What Is a Brachial Plexus Injury and How Can it Impact Your Child’s Growth?

My name is Morgan Hartline, a physical therapist at Building Futures. Today we’re looking at one of the most common injuries that we see, “brachial plexus injury.”

What is the brachial plexus?  It’s a complex set of nerves that originates or starts from the neck and travels down the arm.

These nerves provide movement or sensation to the arm. A brachial plexus injury most commonly happens at birth. Typically, the baby may be a bit larger than mom’s birth canal and the nerves and muscles in the shoulder will get caught, stretched or pulled.

Brachial plexus Injury can also happen from a sports or motor vehicle accident.

How Does Brachial Plexus Injury Affect My Child?

Brachial Plexus Injury mostly affects the child’s upper arm, but it can affect the lower arm or a combination of both.

Your child may experience muscle weakness, difficulty lifting their arm, even paralysis of the upper extremity. Hands can be impacted, too. They could have decreased movement or sensation. The good news is that most babies are not in any pain with this particular injury. Only 4% of children experience any discomfort.

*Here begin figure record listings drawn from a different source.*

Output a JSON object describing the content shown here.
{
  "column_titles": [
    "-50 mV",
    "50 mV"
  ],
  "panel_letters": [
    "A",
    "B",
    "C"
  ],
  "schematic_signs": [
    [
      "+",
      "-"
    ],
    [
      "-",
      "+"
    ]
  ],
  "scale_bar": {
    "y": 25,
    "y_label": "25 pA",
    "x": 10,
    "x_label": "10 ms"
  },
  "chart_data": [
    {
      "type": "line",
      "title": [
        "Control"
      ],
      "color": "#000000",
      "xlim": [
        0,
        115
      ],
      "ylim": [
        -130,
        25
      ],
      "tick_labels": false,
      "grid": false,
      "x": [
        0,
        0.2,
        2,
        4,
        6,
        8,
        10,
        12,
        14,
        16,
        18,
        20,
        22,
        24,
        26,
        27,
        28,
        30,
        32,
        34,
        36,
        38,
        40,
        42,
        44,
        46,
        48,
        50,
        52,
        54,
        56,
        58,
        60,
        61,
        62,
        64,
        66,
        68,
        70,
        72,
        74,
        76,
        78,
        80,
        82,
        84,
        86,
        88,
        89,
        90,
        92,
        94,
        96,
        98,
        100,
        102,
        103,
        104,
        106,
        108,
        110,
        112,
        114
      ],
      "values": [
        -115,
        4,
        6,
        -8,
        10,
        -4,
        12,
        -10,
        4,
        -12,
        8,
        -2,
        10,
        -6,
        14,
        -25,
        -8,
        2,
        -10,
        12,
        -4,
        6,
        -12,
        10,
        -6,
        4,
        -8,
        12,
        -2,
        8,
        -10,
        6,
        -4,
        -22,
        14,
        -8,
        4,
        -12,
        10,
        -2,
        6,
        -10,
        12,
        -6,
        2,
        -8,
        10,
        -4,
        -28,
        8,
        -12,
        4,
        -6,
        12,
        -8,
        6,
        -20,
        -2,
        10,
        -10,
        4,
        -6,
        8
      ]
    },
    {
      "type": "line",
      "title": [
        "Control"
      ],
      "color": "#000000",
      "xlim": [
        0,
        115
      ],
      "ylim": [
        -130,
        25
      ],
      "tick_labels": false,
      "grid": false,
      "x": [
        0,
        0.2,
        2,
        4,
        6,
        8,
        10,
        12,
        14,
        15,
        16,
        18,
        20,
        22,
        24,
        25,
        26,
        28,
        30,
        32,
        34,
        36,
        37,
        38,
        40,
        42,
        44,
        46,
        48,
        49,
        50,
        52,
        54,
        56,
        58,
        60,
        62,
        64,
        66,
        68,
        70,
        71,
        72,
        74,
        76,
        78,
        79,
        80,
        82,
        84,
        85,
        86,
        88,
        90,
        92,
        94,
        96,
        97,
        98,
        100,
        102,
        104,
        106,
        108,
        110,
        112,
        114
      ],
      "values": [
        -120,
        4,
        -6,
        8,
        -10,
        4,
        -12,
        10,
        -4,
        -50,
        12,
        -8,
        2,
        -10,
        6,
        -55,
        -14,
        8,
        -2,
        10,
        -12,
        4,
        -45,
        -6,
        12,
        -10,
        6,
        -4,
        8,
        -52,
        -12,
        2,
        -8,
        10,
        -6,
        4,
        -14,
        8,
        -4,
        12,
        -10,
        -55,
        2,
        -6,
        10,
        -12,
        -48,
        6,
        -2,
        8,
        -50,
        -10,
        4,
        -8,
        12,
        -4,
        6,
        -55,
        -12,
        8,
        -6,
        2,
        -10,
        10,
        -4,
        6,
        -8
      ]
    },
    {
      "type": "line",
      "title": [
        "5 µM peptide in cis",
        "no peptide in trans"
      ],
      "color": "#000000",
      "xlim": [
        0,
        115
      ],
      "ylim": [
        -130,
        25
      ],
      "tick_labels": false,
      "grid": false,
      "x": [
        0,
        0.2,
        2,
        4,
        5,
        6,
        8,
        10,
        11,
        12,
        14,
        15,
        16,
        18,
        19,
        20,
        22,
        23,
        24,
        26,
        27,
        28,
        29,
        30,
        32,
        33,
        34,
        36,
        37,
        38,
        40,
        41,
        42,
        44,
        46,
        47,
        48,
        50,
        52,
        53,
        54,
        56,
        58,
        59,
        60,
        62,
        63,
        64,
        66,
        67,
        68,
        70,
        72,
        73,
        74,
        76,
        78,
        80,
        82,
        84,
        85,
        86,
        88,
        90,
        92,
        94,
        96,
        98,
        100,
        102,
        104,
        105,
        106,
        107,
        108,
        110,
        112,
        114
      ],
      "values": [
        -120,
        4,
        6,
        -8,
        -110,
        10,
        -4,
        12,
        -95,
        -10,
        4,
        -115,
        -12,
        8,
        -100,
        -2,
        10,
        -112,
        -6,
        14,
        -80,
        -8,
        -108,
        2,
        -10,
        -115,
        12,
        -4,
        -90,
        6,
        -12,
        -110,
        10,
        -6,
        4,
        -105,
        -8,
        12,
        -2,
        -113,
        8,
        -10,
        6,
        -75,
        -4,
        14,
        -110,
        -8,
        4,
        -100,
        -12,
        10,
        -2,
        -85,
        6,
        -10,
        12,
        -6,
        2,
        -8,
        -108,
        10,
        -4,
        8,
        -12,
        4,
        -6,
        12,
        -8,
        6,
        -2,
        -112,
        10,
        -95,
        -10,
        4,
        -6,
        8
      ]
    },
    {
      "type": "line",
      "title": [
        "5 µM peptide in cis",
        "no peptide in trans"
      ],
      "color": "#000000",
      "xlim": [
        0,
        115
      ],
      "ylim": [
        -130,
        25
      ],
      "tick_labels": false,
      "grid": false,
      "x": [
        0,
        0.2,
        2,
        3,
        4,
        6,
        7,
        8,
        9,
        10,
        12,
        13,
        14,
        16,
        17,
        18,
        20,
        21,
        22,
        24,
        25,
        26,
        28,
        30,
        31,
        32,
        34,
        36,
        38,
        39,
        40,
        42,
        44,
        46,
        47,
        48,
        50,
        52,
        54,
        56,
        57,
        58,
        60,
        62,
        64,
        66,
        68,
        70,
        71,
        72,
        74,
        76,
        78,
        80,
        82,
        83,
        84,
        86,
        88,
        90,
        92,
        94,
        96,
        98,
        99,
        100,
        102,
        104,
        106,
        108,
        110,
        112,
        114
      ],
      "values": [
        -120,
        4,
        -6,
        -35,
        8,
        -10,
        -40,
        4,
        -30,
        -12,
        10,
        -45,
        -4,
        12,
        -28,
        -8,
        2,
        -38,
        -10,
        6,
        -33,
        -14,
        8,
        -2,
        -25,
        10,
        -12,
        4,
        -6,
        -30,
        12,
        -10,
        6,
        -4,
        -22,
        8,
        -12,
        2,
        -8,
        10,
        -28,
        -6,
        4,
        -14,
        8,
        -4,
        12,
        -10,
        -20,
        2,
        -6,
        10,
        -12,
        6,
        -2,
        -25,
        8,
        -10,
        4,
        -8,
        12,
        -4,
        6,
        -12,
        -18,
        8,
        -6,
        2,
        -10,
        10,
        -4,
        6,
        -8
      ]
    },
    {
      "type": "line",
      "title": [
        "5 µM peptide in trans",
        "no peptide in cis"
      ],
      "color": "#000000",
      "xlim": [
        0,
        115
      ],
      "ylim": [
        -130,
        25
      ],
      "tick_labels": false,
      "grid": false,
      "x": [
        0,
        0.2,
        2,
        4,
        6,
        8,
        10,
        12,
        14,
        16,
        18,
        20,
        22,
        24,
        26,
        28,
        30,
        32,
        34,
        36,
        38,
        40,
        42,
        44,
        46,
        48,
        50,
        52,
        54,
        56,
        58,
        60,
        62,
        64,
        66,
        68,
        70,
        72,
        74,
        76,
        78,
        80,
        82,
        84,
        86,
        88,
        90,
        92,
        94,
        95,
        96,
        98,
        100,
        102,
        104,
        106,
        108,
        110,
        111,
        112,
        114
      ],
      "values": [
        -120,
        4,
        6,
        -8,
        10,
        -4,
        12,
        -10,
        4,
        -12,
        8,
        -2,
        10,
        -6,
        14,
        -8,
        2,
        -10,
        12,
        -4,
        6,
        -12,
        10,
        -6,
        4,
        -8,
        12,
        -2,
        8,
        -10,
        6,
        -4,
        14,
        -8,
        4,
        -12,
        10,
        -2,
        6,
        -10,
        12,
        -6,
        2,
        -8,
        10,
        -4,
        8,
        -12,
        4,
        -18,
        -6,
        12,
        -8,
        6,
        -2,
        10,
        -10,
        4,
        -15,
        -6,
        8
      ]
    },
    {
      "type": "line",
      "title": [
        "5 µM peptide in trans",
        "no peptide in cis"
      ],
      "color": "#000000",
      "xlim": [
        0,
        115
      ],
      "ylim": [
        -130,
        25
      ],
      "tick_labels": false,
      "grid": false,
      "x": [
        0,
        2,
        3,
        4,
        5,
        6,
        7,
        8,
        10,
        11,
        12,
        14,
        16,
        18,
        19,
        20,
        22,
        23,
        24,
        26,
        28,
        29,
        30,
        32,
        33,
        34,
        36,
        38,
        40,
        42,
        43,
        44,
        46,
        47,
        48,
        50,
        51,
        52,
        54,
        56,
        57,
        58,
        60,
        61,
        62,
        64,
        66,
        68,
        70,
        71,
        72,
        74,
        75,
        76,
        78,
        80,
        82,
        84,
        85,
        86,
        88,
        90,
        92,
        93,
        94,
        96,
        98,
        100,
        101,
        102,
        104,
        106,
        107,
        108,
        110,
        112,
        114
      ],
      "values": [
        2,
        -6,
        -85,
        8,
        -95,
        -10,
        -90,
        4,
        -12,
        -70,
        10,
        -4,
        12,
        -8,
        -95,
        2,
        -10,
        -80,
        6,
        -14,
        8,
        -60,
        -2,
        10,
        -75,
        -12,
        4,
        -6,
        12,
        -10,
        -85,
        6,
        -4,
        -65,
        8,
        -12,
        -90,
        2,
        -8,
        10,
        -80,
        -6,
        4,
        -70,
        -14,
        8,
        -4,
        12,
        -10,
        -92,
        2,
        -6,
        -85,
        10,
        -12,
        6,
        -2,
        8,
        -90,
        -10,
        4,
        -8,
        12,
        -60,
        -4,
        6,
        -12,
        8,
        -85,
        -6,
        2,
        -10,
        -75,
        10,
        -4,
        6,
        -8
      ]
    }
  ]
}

Brachial Plexus Syndrome: Why Is Early Intervention Important?

For kids with brachial plexus syndrome, early intervention is key because certain motor milestones can be greatly affected. If a child is unable to bear weight on their arms, or roll towards one side, other motor milestones like sitting and crawling are also impacted.

Early intervention can address these issues, allowing your child to better develop at a healthy pace.